Institute for High Performance Computing and Networking-ICAR, National Research Council of Italy-CNR, Via P. Bucci 41C, 87036 Rende-CS, Italy.
IEEE/ACM Trans Comput Biol Bioinform. 2012 May-Jun;9(3):717-30. doi: 10.1109/TCBB.2011.158.
Several approaches have been presented in the literature to cluster Protein-Protein Interaction (PPI) networks. They can be grouped in two main categories: those allowing a protein to participate in different clusters and those generating only nonoverlapping clusters. In both cases, a challenging task is to find a suitable compromise between the biological relevance of the results and a comprehensive coverage of the analyzed networks. Indeed, methods returning high accurate results are often able to cover only small parts of the input PPI network, especially when low-characterized networks are considered. We present a coclustering-based technique able to generate both overlapping and nonoverlapping clusters. The density of the clusters to search for can also be set by the user. We tested our method on the two networks of yeast and human, and compared it to other five well-known techniques on the same interaction data sets. The results showed that, for all the examples considered, our approach always reaches a good compromise between accuracy and network coverage. Furthermore, the behavior of our algorithm is not influenced by the structure of the input network, different from all the techniques considered in the comparison, which returned very good results on the yeast network, while on the human network their outcomes are rather poor.
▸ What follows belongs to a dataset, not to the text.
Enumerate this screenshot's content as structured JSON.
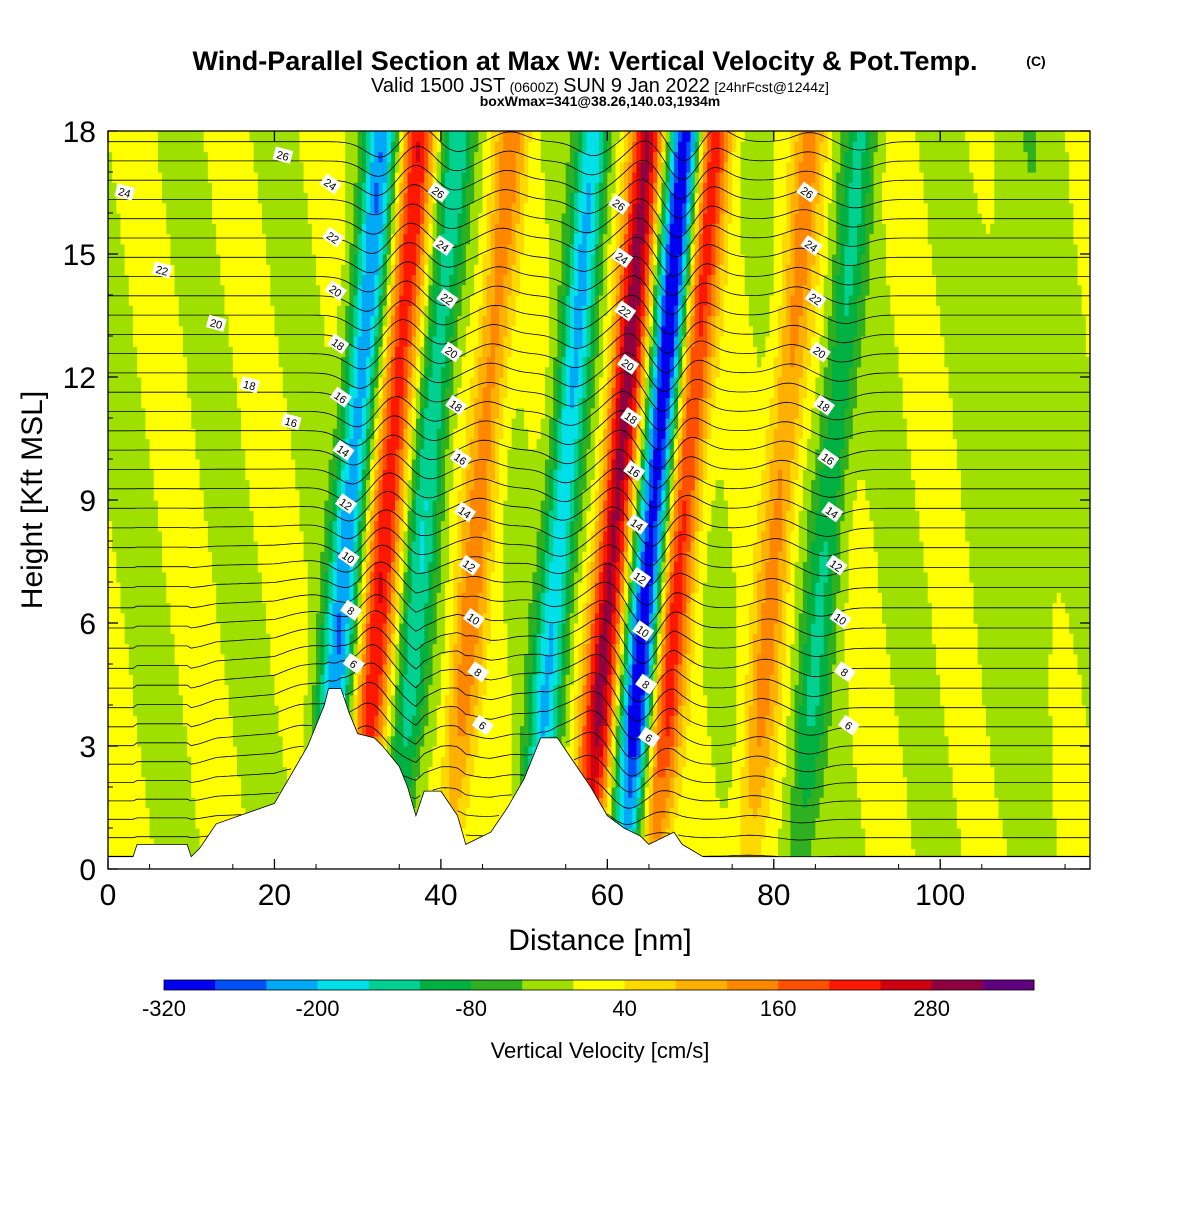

文献中提出了几种聚类蛋白质-蛋白质相互作用(PPI)网络的方法。它们可以分为两大类:允许一个蛋白质参与不同簇的方法和生成非重叠簇的方法。在这两种情况下,一个具有挑战性的任务是在结果的生物学相关性和对分析网络的全面覆盖之间找到一个合适的折衷。事实上,返回高精度结果的方法通常只能覆盖输入 PPI 网络的一小部分,特别是在考虑低特征网络时。我们提出了一种基于共聚类的技术,能够生成重叠和非重叠的簇。用户还可以设置要搜索的簇的密度。我们在酵母和人类的两个网络上测试了我们的方法,并将其与同一交互数据集上的其他五种著名技术进行了比较。结果表明,对于所有考虑的示例,我们的方法始终在准确性和网络覆盖之间达到良好的折衷。此外,我们算法的行为不受输入网络结构的影响,与比较中考虑的所有技术都不同,这些技术在酵母网络上取得了很好的结果,而在人类网络上它们的结果则相当差。